La Grande Muraille : les secrets de sa construction

Recension rédigée par Yves Rodrigue


Sur la Grande Muraille voici un petit livre qu’il faut lire avant d’aller en Chine. Plus qu’un guide pour touristes c’est un exposé d’historien sur la construction et la gestion du plus grand ouvrage des hommes. Le texte sans grandiloquence ni superlatifs superflus est illustré de photographies suffisamment éloquentes (créditées mais souvent non identifiées) C’est la réunion, la synthèse et la finition sur 7.000 kilomètres, au cours de la dynastie Ming, de plusieurs murailles construites sous les Zhou orientaux (770 à 221 avant JC) puis jusqu’en 1620, sous les dynasties de la Chine unifiée par Ying Zheng. Murailles entre les neufs Royaumes combattants, murailles pour se protéger des agressions des nomades du nord (Les Mongols en 1449 firent prisonnier l’Empereur Ming à la bataille de Tumubao), muraille traçant enfin les deux parties complémentaires du pays : nomades éleveurs et villageois agriculteurs. Les parcours de ces remparts décrits dans le texte, auraient été plus lisibles sur des cartes ou schémas, l’unique croquis de première page laissant à désirer par rapport aux informations historiques ou techniques.

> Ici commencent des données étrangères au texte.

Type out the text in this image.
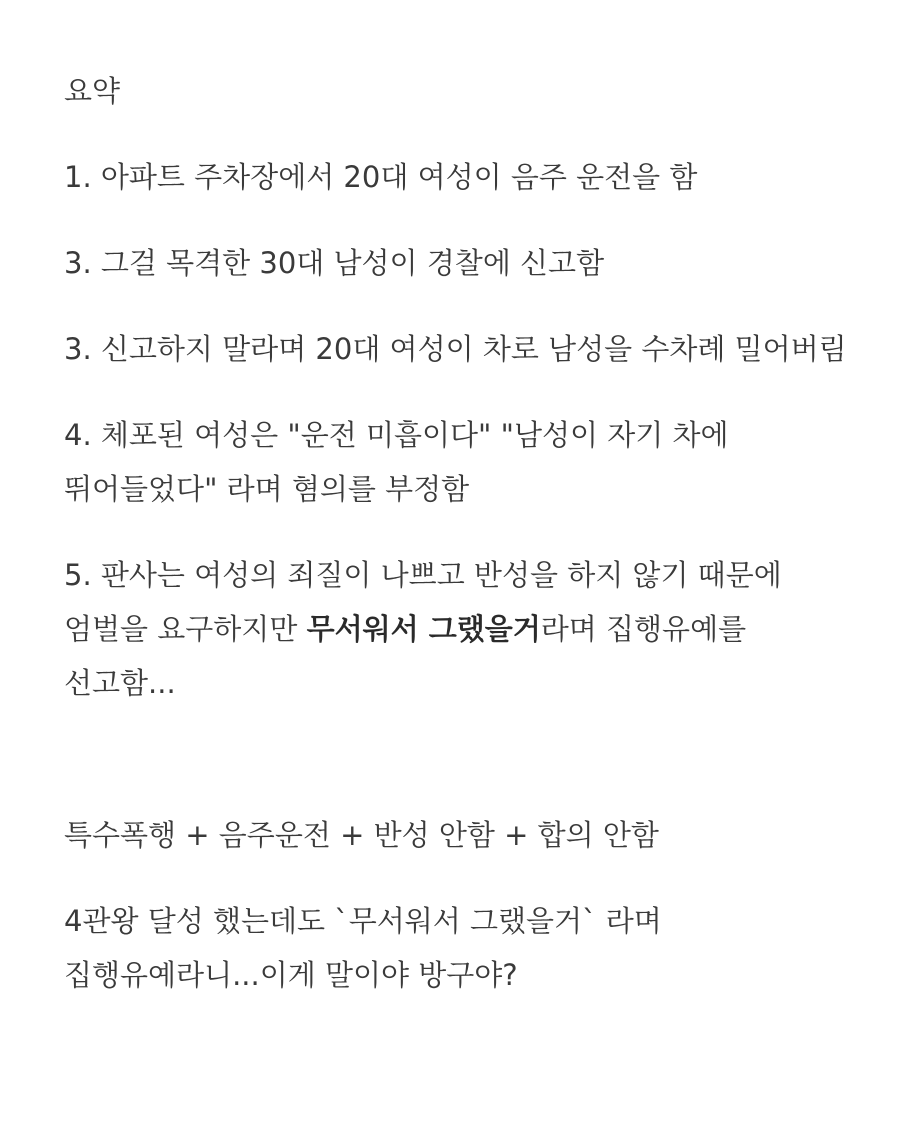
요약

1. 아파트 주차장에서 20대 여성이 음주 운전을 함

3. 그걸 목격한 30대 남성이 경찰에 신고함

3. 신고하지 말라며 20대 여성이 차로 남성을 수차례 밀어버림

4. 체포된 여성은 "운전 미흡이다" "남성이 자기 차에 뛰어들었다" 라며 혐의를 부정함

5. 판사는 여성의 죄질이 나쁘고 반성을 하지 않기 때문에 엄벌을 요구하지만 무서워서 그랬을거라며 집행유예를 선고함...

특수폭행 + 음주운전 + 반성 안함 + 합의 안함

4관왕 달성 했는데도 `무서워서 그랬을거` 라며 집행유예라니...이게 말이야 방구야?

 Les chantiers mobilisèrent des millions de fantassins de garnisons et de civils libres ou prisonniers exploitant et transportant les matériaux locaux : pierres, briques de 15 kilos, loess compressé mêlé à des branchages. L’auteur évoque ces chantiers et les ouvrages complétant les remparts : fortins, tours de guet et d’alarme, passes terrestres et fluviales, relais postaux, garnisons et faubourgs fortifiés (les urnes). Il décrit aussi la gestion complexe d’un ouvrage qui se voulait défensif et offensif de façon permanente. Cette description prouve le niveau atteint dans diverses techniques : signalisation et communication, intendance militaire, armements, garnisons en alerte, défrichage par l’armée de terres cultivées aux pieds des remparts, franchissement de fleuves etc. Ce plaisant ouvrage se termine par une ‘visite guidée de 21 passes choisies parmi les plus belles et célèbres. Leur importance fut souvent grandie par la présence de marchés de produits et les salutations nécessaires au maintien de la paix : chevaux d’un côté, thé et soie de l’autre et bien d’autres marchandises et gestes de bon voisinage.

On aurait aimé des récits de combats au pied de La Grande Muraille. Il y en a eu peu car elle a bien assumé son rôle préventif. Les Mandchous l’ont cependant prise et en partie démontée ; Et les Mongols contournée ou franchie ? La grande Muraille s’apparente mieux au limes romain qu’à la ligne Maginot. Frontière entre civilisation et barbarie, elle fut franchissable à la faveur des querelles de l’Empire ou  de compromissions locales. En insistant sur le caractère offensif de l’ouvrage, l’auteur fait référence aux conquêtes sur les barbares qui ont fait de la Muraille le symbole de l’Empire unifié.